Solomonic talks data

Litigation data and analytics startup Solomonic was recently rolled out by Herbert Smith Freehills across its UK disputes team and they are working closely with Stewarts Law. Don’t know much about Solomonic yet? You do now.

Who are you and where you do come from?

We are Solomonic, a UK based and focused litigation data and analytics start-up. Started in late 2017 we have our first commercial offering, analytics and data covering the past 15 years of the Commercial Court, live in the market. We bring together legal experts, (our founders Gideon Cohen, a barrister at One Essex Court, and David Cohen, a tax solicitor with Keystone) and data science (co-founder Dr Henry Stott, a behavioural data scientist who also runs professional services consultancy, Decision Technology). Our chair is experienced M&A strategist Natalina Bertolli and we have Chris Style QC and Ian Terry as our advisors.

Can you tell us a bit about your tech stack?

To build our minimal viable product (MVP) we quite quickly jettisoned any AI or other seemingly fashionable technology and used very smart trainees and barristers to triple review every judgment. That rigorous data does have some sophisticated multi-variate predictive models thrown at it, but in the main we use tried and tested robust statistical modelling to drive a dashboard which contains a series of data views that users can filter against by legal subject, judge, compensation sought, application types and so on.

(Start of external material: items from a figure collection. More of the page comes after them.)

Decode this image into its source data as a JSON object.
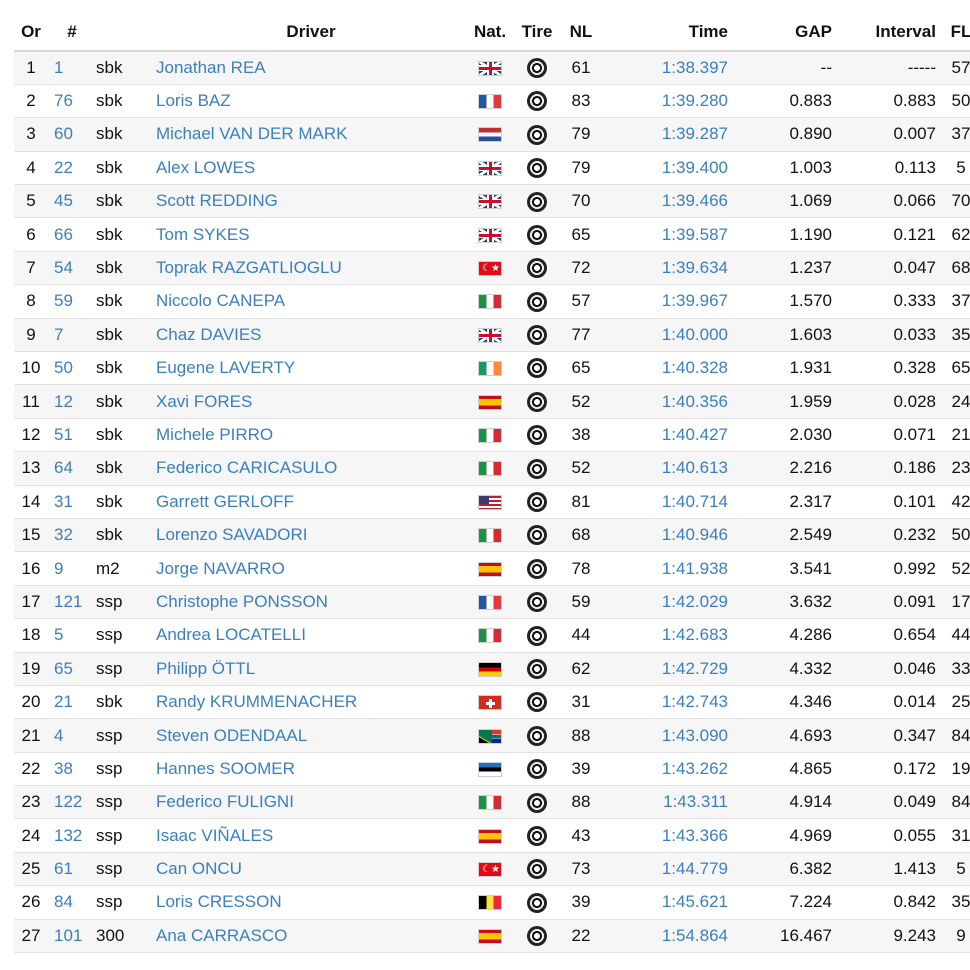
{
  "headers": {
    "or": "Or",
    "num": "#",
    "driver": "Driver",
    "nat": "Nat.",
    "tire": "Tire",
    "nl": "NL",
    "time": "Time",
    "gap": "GAP",
    "interval": "Interval",
    "fl": "FL"
  },
  "rows": [
    {
      "or": "1",
      "num": "1",
      "cls": "sbk",
      "driver": "Jonathan REA",
      "flag": "gb",
      "nl": "61",
      "time": "1:38.397",
      "gap": "--",
      "interval": "-----",
      "fl": "57"
    },
    {
      "or": "2",
      "num": "76",
      "cls": "sbk",
      "driver": "Loris BAZ",
      "flag": "fr",
      "nl": "83",
      "time": "1:39.280",
      "gap": "0.883",
      "interval": "0.883",
      "fl": "50"
    },
    {
      "or": "3",
      "num": "60",
      "cls": "sbk",
      "driver": "Michael VAN DER MARK",
      "flag": "nl",
      "nl": "79",
      "time": "1:39.287",
      "gap": "0.890",
      "interval": "0.007",
      "fl": "37"
    },
    {
      "or": "4",
      "num": "22",
      "cls": "sbk",
      "driver": "Alex LOWES",
      "flag": "gb",
      "nl": "79",
      "time": "1:39.400",
      "gap": "1.003",
      "interval": "0.113",
      "fl": "5"
    },
    {
      "or": "5",
      "num": "45",
      "cls": "sbk",
      "driver": "Scott REDDING",
      "flag": "gb",
      "nl": "70",
      "time": "1:39.466",
      "gap": "1.069",
      "interval": "0.066",
      "fl": "70"
    },
    {
      "or": "6",
      "num": "66",
      "cls": "sbk",
      "driver": "Tom SYKES",
      "flag": "gb",
      "nl": "65",
      "time": "1:39.587",
      "gap": "1.190",
      "interval": "0.121",
      "fl": "62"
    },
    {
      "or": "7",
      "num": "54",
      "cls": "sbk",
      "driver": "Toprak RAZGATLIOGLU",
      "flag": "tr",
      "nl": "72",
      "time": "1:39.634",
      "gap": "1.237",
      "interval": "0.047",
      "fl": "68"
    },
    {
      "or": "8",
      "num": "59",
      "cls": "sbk",
      "driver": "Niccolo CANEPA",
      "flag": "it",
      "nl": "57",
      "time": "1:39.967",
      "gap": "1.570",
      "interval": "0.333",
      "fl": "37"
    },
    {
      "or": "9",
      "num": "7",
      "cls": "sbk",
      "driver": "Chaz DAVIES",
      "flag": "gb",
      "nl": "77",
      "time": "1:40.000",
      "gap": "1.603",
      "interval": "0.033",
      "fl": "35"
    },
    {
      "or": "10",
      "num": "50",
      "cls": "sbk",
      "driver": "Eugene LAVERTY",
      "flag": "ie",
      "nl": "65",
      "time": "1:40.328",
      "gap": "1.931",
      "interval": "0.328",
      "fl": "65"
    },
    {
      "or": "11",
      "num": "12",
      "cls": "sbk",
      "driver": "Xavi FORES",
      "flag": "es",
      "nl": "52",
      "time": "1:40.356",
      "gap": "1.959",
      "interval": "0.028",
      "fl": "24"
    },
    {
      "or": "12",
      "num": "51",
      "cls": "sbk",
      "driver": "Michele PIRRO",
      "flag": "it",
      "nl": "38",
      "time": "1:40.427",
      "gap": "2.030",
      "interval": "0.071",
      "fl": "21"
    },
    {
      "or": "13",
      "num": "64",
      "cls": "sbk",
      "driver": "Federico CARICASULO",
      "flag": "it",
      "nl": "52",
      "time": "1:40.613",
      "gap": "2.216",
      "interval": "0.186",
      "fl": "23"
    },
    {
      "or": "14",
      "num": "31",
      "cls": "sbk",
      "driver": "Garrett GERLOFF",
      "flag": "us",
      "nl": "81",
      "time": "1:40.714",
      "gap": "2.317",
      "interval": "0.101",
      "fl": "42"
    },
    {
      "or": "15",
      "num": "32",
      "cls": "sbk",
      "driver": "Lorenzo SAVADORI",
      "flag": "it",
      "nl": "68",
      "time": "1:40.946",
      "gap": "2.549",
      "interval": "0.232",
      "fl": "50"
    },
    {
      "or": "16",
      "num": "9",
      "cls": "m2",
      "driver": "Jorge NAVARRO",
      "flag": "es",
      "nl": "78",
      "time": "1:41.938",
      "gap": "3.541",
      "interval": "0.992",
      "fl": "52"
    },
    {
      "or": "17",
      "num": "121",
      "cls": "ssp",
      "driver": "Christophe PONSSON",
      "flag": "fr",
      "nl": "59",
      "time": "1:42.029",
      "gap": "3.632",
      "interval": "0.091",
      "fl": "17"
    },
    {
      "or": "18",
      "num": "5",
      "cls": "ssp",
      "driver": "Andrea LOCATELLI",
      "flag": "it",
      "nl": "44",
      "time": "1:42.683",
      "gap": "4.286",
      "interval": "0.654",
      "fl": "44"
    },
    {
      "or": "19",
      "num": "65",
      "cls": "ssp",
      "driver": "Philipp ÖTTL",
      "flag": "de",
      "nl": "62",
      "time": "1:42.729",
      "gap": "4.332",
      "interval": "0.046",
      "fl": "33"
    },
    {
      "or": "20",
      "num": "21",
      "cls": "sbk",
      "driver": "Randy KRUMMENACHER",
      "flag": "ch",
      "nl": "31",
      "time": "1:42.743",
      "gap": "4.346",
      "interval": "0.014",
      "fl": "25"
    },
    {
      "or": "21",
      "num": "4",
      "cls": "ssp",
      "driver": "Steven ODENDAAL",
      "flag": "za",
      "nl": "88",
      "time": "1:43.090",
      "gap": "4.693",
      "interval": "0.347",
      "fl": "84"
    },
    {
      "or": "22",
      "num": "38",
      "cls": "ssp",
      "driver": "Hannes SOOMER",
      "flag": "ee",
      "nl": "39",
      "time": "1:43.262",
      "gap": "4.865",
      "interval": "0.172",
      "fl": "19"
    },
    {
      "or": "23",
      "num": "122",
      "cls": "ssp",
      "driver": "Federico FULIGNI",
      "flag": "it",
      "nl": "88",
      "time": "1:43.311",
      "gap": "4.914",
      "interval": "0.049",
      "fl": "84"
    },
    {
      "or": "24",
      "num": "132",
      "cls": "ssp",
      "driver": "Isaac VIÑALES",
      "flag": "es",
      "nl": "43",
      "time": "1:43.366",
      "gap": "4.969",
      "interval": "0.055",
      "fl": "31"
    },
    {
      "or": "25",
      "num": "61",
      "cls": "ssp",
      "driver": "Can ONCU",
      "flag": "tr",
      "nl": "73",
      "time": "1:44.779",
      "gap": "6.382",
      "interval": "1.413",
      "fl": "5"
    },
    {
      "or": "26",
      "num": "84",
      "cls": "ssp",
      "driver": "Loris CRESSON",
      "flag": "be",
      "nl": "39",
      "time": "1:45.621",
      "gap": "7.224",
      "interval": "0.842",
      "fl": "35"
    },
    {
      "or": "27",
      "num": "101",
      "cls": "300",
      "driver": "Ana CARRASCO",
      "flag": "es",
      "nl": "22",
      "time": "1:54.864",
      "gap": "16.467",
      "interval": "9.243",
      "fl": "9"
    }
  ],
  "colors": {
    "link": "#3a7fc4",
    "row_alt": "#f6f6f6",
    "border": "#e2e2e2"
  }
}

As we move beyond MVP into fast growth we have gone back to looking at and investing in machine learning tech to make our data mining, extraction and ingest more efficient, without removing the need for experienced barristers to review each judgment.

Ultimately, the best results and outcomes for clients will come through the intelligent combination of the litigators’ expertise and experience and our analytics.

There is a reality check here, which may not be that exciting to those believing AI is going to take over the world, but the good news (for lawyers anyway) is that the technology of today is not good enough to replicate their analytical, interpretive and decision-making skills.

We know that in the high stakes and high value world of litigation, our analysis has to be rigorous to be trusted so we can’t afford to produce sloppy data.

The good news is that Innovate UK shares our vision for augmenting human intelligence and has awarded us funding to optimise the role AI can play in the expansion and acceleration of our business through machine learning and neuro-linguistic programming (NLP) and we will be working with our partner, Warwick Business School, to do just that over the next 12 months.

And the clients you work with?

We have been extremely lucky to have developed some great partnerships, especially with Stewarts, who are a very smart and innovative firm and with Herbert Smith Freehills, who have a really sophisticated vision for the way in which litigation and risk advice is designed and delivered.

Right now, with our focus on the Commercial Court, our market is mainly with the leading UK firms, but we are seeing interest from US firms and from litigation funders. Our next area is the Chancery Division – we have already started on that, planned for release in May and then tax and employment. Thereafter we are going to be led by where the market demand takes us – that may be international.

What problem is it that you are trying to solve?

We help solve two problems. The first is around helping litigators and their clients better evaluate risks, probabilities and therefore decision-making related to a piece of litigation. Today so many of these decisions are made without access to rich data, especially valuable where the outcome slides towards the 50/50 mark. This is especially painful for clients in data-driven businesses and particularly at board level.

The second problem we help solve is the litigation research task. Our data and analytics are focused on outcomes and variables that impact your strategy and prospects – which claims and applications win, which don’t, what impact the judge has, which barrister you should use and which experts you should select. All our data resolves to the underlying case law so it makes it very quick and easy to get the right answers. In addition, because we have tried so hard to be comprehensive, you are less likely to miss those needles-in-a-haystack cases because we have mapped them, whether by outcome, by judge or by case type.

Can you give us a cool example or two of your tech in action?  We had one a couple of weeks ago. Our data shows in nice and very statistically robust terms that Section 68 arbitration appeals fail over 85% of the time. The litigator knew the prospects were poor, but to have the data to hand (all S68 appeals for the last 10 years) in a simple–to-grasp set of pie and bar charts made it that much easier to persuade a client that appeal was not really an option.

What do people assume is possible that isn’t? 95% outcome prediction of a piece of commercial litigation, in a world where cases that go to judgment take on average over three years. No sane litigator or client believes that’s possible.

Where do you see this going in terms of future roadmap? Well, we want to provide a comprehensive commercial litigation view by covering Commercial and Chancery, then areas with high value litigation, tax, employment and potentially others. The Appeal court has come up and we also think once we have our operating rhythm right, we can focus on other jurisdictions so users can compare prospects.

What are the challenges? Data, data, data. Data in the UK is so hard to aggregate, mine and ingest because it is so piecemeal and patchy in how well it is assembled, recorded and stored.

How do we address the lack of publicly available case law?  By getting HMCTS to focus on the basics, not just basic document provision, but all the basics. It feels like we have been seduced by online courts and dispute resolution where, right now, what everyone wants is for the basics to be done better. That and a couple of court document API’s would be nice.